Curso a distancia de obesidad, Htal. Italiano | 07 ABR 08

La apnea del sueño en la obesidad

Curso de actualización en Obesidades y alteración de conductas alimentarias 2008

Curso de actualización en Obesidades
y alteración de conductas alimentarias 2008

La obesidad se asocia al síndrome de apneas-hipopneas (SAHS) durante el sueño o también denominado OSA, en su acepción anglosajona Obstructive Sleep Apnea Síndrome. Este trastorno consiste en la aparición de episodios recurrentes de limitación del paso de aire durante el sueño como consecuencia de una alteración anatómico-funcional de la vía aérea superior que lleva a la misma al colapso,  implicando un descenso de la saturación de oxihemoglobina que condicionan microdespertares e impide un sueño reparador,  por lo cual la persona padece de somnolencia diurna excesiva y alteraciones del carácter con mayor irritabilidad.

Si bien no es factor etiológico, la prevalencia de SAHS aumenta en las personas con obesidad. La fisiología respiratoria del sueño incluye la división del mismo en sueño No REM (no rapid eye movement) y sueño REM (rapid eye movement) que pueden ser distinguidos por el movimiento ocular o por las diferencias electrofisiológicas.

Sueño REM y No Rem

En los estadíos 3 y 4 del sueño no REM se producen las ondas lentas del sueño y es en el cual aparecen los microdespertares impidiendo que el cerebro logre un descanso reparador.

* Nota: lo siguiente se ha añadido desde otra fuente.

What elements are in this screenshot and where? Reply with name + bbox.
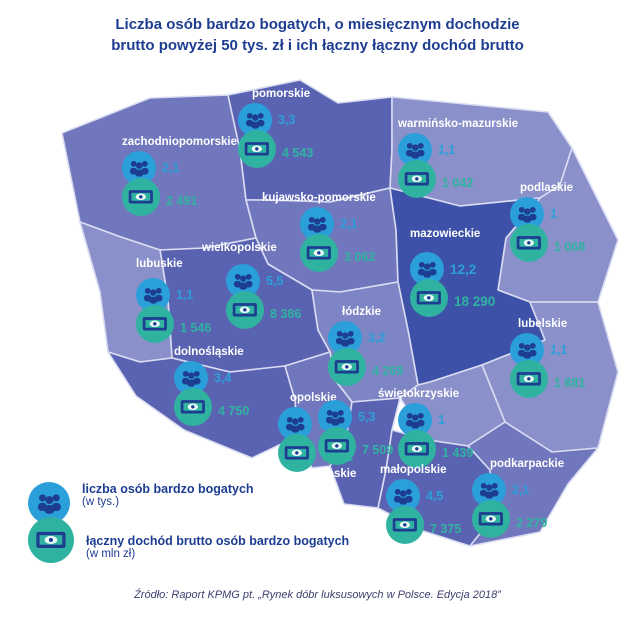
income-value: 18 290 [454,294,496,309]
income-value: 7 509 [362,442,394,457]
people-value: 3,4 [214,371,232,385]
people-value: 2,1 [340,217,358,231]
income-value: 4 543 [282,145,314,160]
people-value: 12,2 [450,261,477,277]
people-value: 2,1 [162,161,180,175]
people-value: 3,3 [278,113,296,127]
region-overlay-slaskie: 5,3 7 509 śląskie [318,400,393,483]
region-label: śląskie [318,468,357,480]
region-overlay-dolnoslaskie: dolnośląskie 3,4 4 750 [174,346,249,426]
money-icon [174,388,212,426]
people-value: 1,1 [176,288,194,302]
region-overlay-podlaskie: podlaskie 1 1 068 [510,182,585,262]
region-overlay-lubelskie: lubelskie 1,1 1 881 [510,318,585,398]
region-label: małopolskie [380,464,447,476]
legend: liczba osób bardzo bogatych (w tys.) łąc… [28,482,349,563]
income-value: 1 042 [442,175,474,190]
legend-people-unit: (w tys.) [82,496,120,508]
title-line-1: Liczba osób bardzo bogatych, o miesięczn… [115,16,520,33]
region-overlay-malopolskie: małopolskie 4,5 7 375 [380,464,461,544]
source-note: Źródło: Raport KPMG pt. „Rynek dóbr luks… [134,589,501,601]
region-label: kujawsko-pomorskie [262,192,376,204]
money-icon [398,160,436,198]
people-value: 4,5 [426,489,444,503]
people-value: 2,1 [512,483,530,497]
income-value: 2 279 [516,515,548,530]
money-icon [226,291,264,329]
money-icon [28,517,74,563]
money-icon [410,279,448,317]
region-label: warmińsko-mazurskie [398,118,519,130]
region-label: wielkopolskie [202,242,277,254]
region-label: zachodniopomorskie [122,136,238,148]
income-value: 7 375 [430,521,462,536]
income-value: 1 546 [180,320,212,335]
money-icon [318,427,356,465]
region-label: mazowieckie [410,228,481,240]
region-label: dolnośląskie [174,346,244,358]
region-label: podkarpackie [490,458,565,470]
legend-people-label: liczba osób bardzo bogatych [82,482,254,496]
money-icon [472,500,510,538]
income-value: 4 750 [218,403,250,418]
region-overlay-warminsko-mazurskie: warmińsko-mazurskie 1,1 1 042 [398,118,518,198]
region-label: lubelskie [518,318,568,330]
region-overlay-mazowieckie: mazowieckie 12,2 18 290 [410,228,495,317]
region-label: lubuskie [136,258,183,270]
money-icon [510,224,548,262]
region-overlay-lodzkie: łódzkie 3,2 4 269 [328,306,403,386]
title-line-2: brutto powyżej 50 tys. zł i ich łączny ł… [111,37,524,54]
region-overlay-podkarpackie: podkarpackie 2,1 2 279 [472,458,564,538]
people-value: 1,1 [550,343,568,357]
region-label: łódzkie [342,306,381,318]
legend-money-label: łączny dochód brutto osób bardzo bogatyc… [86,534,350,548]
money-icon [328,348,366,386]
region-overlay-swietokrzyskie: świętokrzyskie 1 1 439 [378,388,473,468]
region-overlay-lubuskie: lubuskie 1,1 1 546 [136,258,211,343]
region-overlay-wielkopolskie: wielkopolskie 5,5 8 386 [202,242,301,329]
people-value: 5,3 [358,410,376,424]
income-value: 3 062 [344,249,376,264]
income-value: 4 269 [372,363,404,378]
people-value: 1 [438,413,445,427]
money-icon [122,178,160,216]
money-icon [136,305,174,343]
money-icon [238,130,276,168]
people-value: 1 [550,207,557,221]
legend-item-money: łączny dochód brutto osób bardzo bogatyc… [28,517,350,563]
page-title: Liczba osób bardzo bogatych, o miesięczn… [0,14,635,56]
legend-item-people: liczba osób bardzo bogatych (w tys.) [28,482,349,524]
income-value: 1 439 [442,445,474,460]
income-value: 8 386 [270,306,302,321]
people-value: 5,5 [266,274,284,288]
region-label: świętokrzyskie [378,388,460,400]
legend-money-unit: (w mln zł) [86,548,136,560]
money-icon [398,430,436,468]
region-label: opolskie [290,392,337,404]
people-value: 3,2 [368,331,386,345]
income-value: 1 881 [554,375,586,390]
region-overlay-pomorskie: pomorskie 3,3 4 543 [238,88,313,168]
money-icon [386,506,424,544]
people-value: 1,1 [438,143,456,157]
region-label: pomorskie [252,88,311,100]
income-value: 1 068 [554,239,586,254]
money-icon [300,234,338,272]
income-value: 2 491 [166,193,198,208]
money-icon [510,360,548,398]
region-overlay-kujawsko-pomorskie: kujawsko-pomorskie 2,1 3 062 [262,192,376,272]
region-overlay-zachodniopomorskie: zachodniopomorskie 2,1 2 491 [122,136,237,216]
money-icon [278,434,316,472]
region-label: podlaskie [520,182,574,194]
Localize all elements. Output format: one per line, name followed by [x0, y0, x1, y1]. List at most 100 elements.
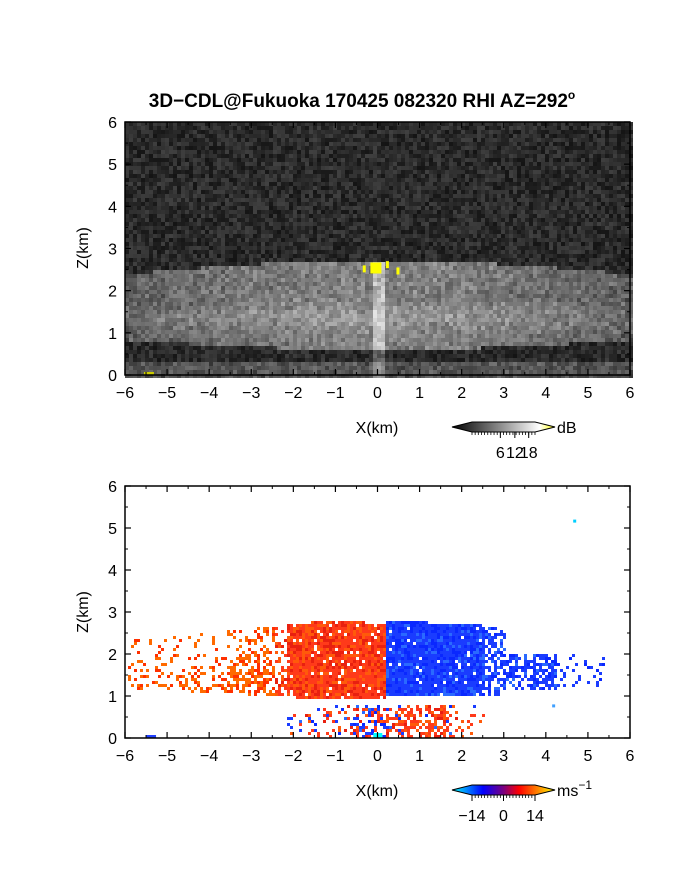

Normalmente durante el sueño se produce una disminución de la actividad ventilatoria de todos los músculos respiratorios con una caída de la ventilación y un aumento de la resistencia de la vía aérea superior.

Durante el sueño REM los músculos esqueléticos presentan una inhibición generalizada, así  la ventilación depende exclusivamente de la función del diafragma y de la vía aérea superior, ambas comprometidas en la obesidad, especialmente en los obesos mórbidos (IMC >40 kg/m2).

Colapso de la vía aérea superior

Los factores que favorecen el colapso de la vía aérea superior incluyen el estrechamiento de la misma (factor anatómico), una pérdida excesiva del tono muscular (factor muscular) y el defecto en los reflejos protectores (factor neurológico). Dentro de los factores que agraven cualquiera de los anteriores, podría mencionarse la obesidad, la cual disminuye el calibre de la vía aérea por disminución de los volúmenes pulmonares dada la menor capacidad residual funcional. Otro de los factores implicados es el depósito de tejido adiposo en el cuello y en las fibras musculares, que produce la disminución de la capacidad contráctil.

La roncopatía es más frecuente en obesos. Si bien el interrogatorio permite detectar su presencia, sólo la polisomnografía permitirá determinar si ésta constituye un ronquido simple (benigno) o si es un ronquido patológico asociado a trastornos respiratorios del sueño.

También los pacientes refieren sensación de ahogo o despertares nocturnos bruscos, nicturia, cefalea matinal, sudoración nocturna y disminución de la libido.  En obesos, cuyo IMC es alto, la circunferencia del cuello mayores de 43 cm en el hombre y mayor de 40 cm en la mujer, son mediciones de utilidad para el diagnóstico.
La asociación del SAHS con hipertensión arterial (HTA) está elevada y es un factor importante para decidir una intervención más enérgica ya que el riesgo cardiovascular se multiplica en pacientes con SHAS, Obesidad e HTA.

La escala de Epworth, a través de un interrogatorio sencillo, permite determinar un mayor riesgo de SAHS. En pacientes obesos con somnolencia diurna y roncopatía un score positivo (> 15) de la Escala de Epworth nos sugiere la necesidad de un diagnóstico con polisomnografía para instituir tratamiento.